Alternative Behandlungsstrategien
Bei Patienten, die krankheitsbedingt auf eine hämatopoetische Stammzelltransplantation (HSZT) eines Spenders angewiesen sind, wird das körpereigene Immunsystem - zumindest zeitweise - unterdrückt. Die Folge: Sie verlieren vorübergehend die T-Zell-Immunität gegenüber verschiedenen Virusinfektionen (z. B. Cytomegalievirus (CMV), Epstein-Barr-Virus (EBV) oder Adenovirus (AdV)), die weitverbreitet und normalerweise harmlos sind. Für diese Patientengruppe ist dies eine der Hauptursachen für infektionsbedingte Todesfälle. Virusspezifische T-Zellen von seropositiven HSZT-Spendern (d. h. gesunden Spendern, die sich mit dem jeweiligen Erreger bereits auseinandergesetzt haben) auf immunsupprimierte Patienten zu übertragen, erwies sich als wirksame Behandlungsstrategie. Bei seronegativen Spendern sind die Möglichkeiten dieser sogenannten „adoptiven T-Zell-Therapie“ begrenzt. Daher ist unser Ziel, virusspezifische T-Zell-Rezeptoren (TZR) von gesunden Spendern oder von solchen Patienten zu identifizieren, die erfolgreich auf den Transfer Erreger-spezifischer T-Zellen von seropositiven Spendern angesprochen haben. Diese T-Zell-Rezeptoren bringen wir nachfolgend mittels neuer genetischer Verfahren („Genschere“ CRISPR/Cas9) in den natürlichen TZR-Lokus von patienteneigenen T-Zellen, genauer gesagt in zentrale T-Gedächtniszellen ein. Spender-T-Zellen werden also umprogrammiert, um fehlende schützende Immunreaktionen gegen die entsprechenden Infektionen zu ersetzen. So sollen die derzeitigen Behandlungsoptionen für Patienten mit infektiösen Komplikationen bei der allogenen hämatopoetischen Stammzelltransplantation (aHSZT) auf Patienten mit seronegativem Spender ausgeweitet werden.

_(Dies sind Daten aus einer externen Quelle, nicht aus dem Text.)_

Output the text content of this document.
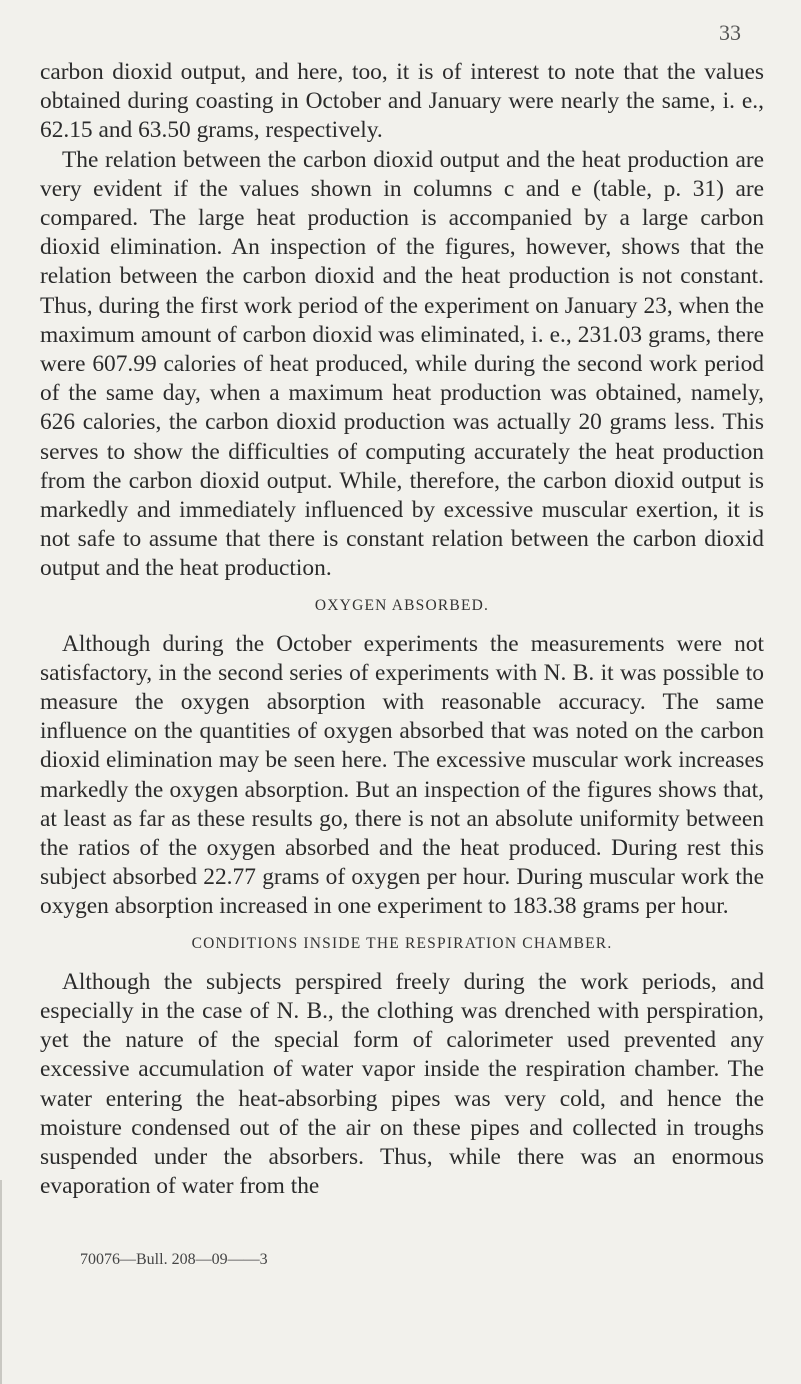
33

carbon dioxid output, and here, too, it is of interest to note that the values obtained during coasting in October and January were nearly the same, i. e., 62.15 and 63.50 grams, respectively.

The relation between the carbon dioxid output and the heat production are very evident if the values shown in columns c and e (table, p. 31) are compared. The large heat production is accompanied by a large carbon dioxid elimination. An inspection of the figures, however, shows that the relation between the carbon dioxid and the heat production is not constant. Thus, during the first work period of the experiment on January 23, when the maximum amount of carbon dioxid was eliminated, i. e., 231.03 grams, there were 607.99 calories of heat produced, while during the second work period of the same day, when a maximum heat production was obtained, namely, 626 calories, the carbon dioxid production was actually 20 grams less. This serves to show the difficulties of computing accurately the heat production from the carbon dioxid output. While, therefore, the carbon dioxid output is markedly and immediately influenced by excessive muscular exertion, it is not safe to assume that there is constant relation between the carbon dioxid output and the heat production.

OXYGEN ABSORBED.

Although during the October experiments the measurements were not satisfactory, in the second series of experiments with N. B. it was possible to measure the oxygen absorption with reasonable accuracy. The same influence on the quantities of oxygen absorbed that was noted on the carbon dioxid elimination may be seen here. The excessive muscular work increases markedly the oxygen absorption. But an inspection of the figures shows that, at least as far as these results go, there is not an absolute uniformity between the ratios of the oxygen absorbed and the heat produced. During rest this subject absorbed 22.77 grams of oxygen per hour. During muscular work the oxygen absorption increased in one experiment to 183.38 grams per hour.

CONDITIONS INSIDE THE RESPIRATION CHAMBER.

Although the subjects perspired freely during the work periods, and especially in the case of N. B., the clothing was drenched with perspiration, yet the nature of the special form of calorimeter used prevented any excessive accumulation of water vapor inside the respiration chamber. The water entering the heat-absorbing pipes was very cold, and hence the moisture condensed out of the air on these pipes and collected in troughs suspended under the absorbers. Thus, while there was an enormous evaporation of water from the

70076—Bull. 208—09——3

Die allogene Stammzelltransplantation (aHSZT) und Organtransplantationen (Solid Organ Transplantations, SOTs) sind auf Heilung ausgerichtete Behandlungen für eine Vielzahl von Erkrankungen. Virusinfektionen wie Cytomegalievirus (CMV), Epstein-Barr-Virus (EBV) oder Adenovirus (AdV) stellen für diese Patienten allerdings ein großes ungelöstes Problem dar. Diese Virusinfektionen verursachen lebensbedrohliche Zustände wegen mangelhafter körpereigener T-Zell-Antwort nach der Transplantation oder limitieren die Funktion bzw. Lebensdauer des Transplantats. Die schützende T-Zell-Immunität könnte durch eine sogenannte adoptive T-Zell-Übertragung wiederhergestellt werden.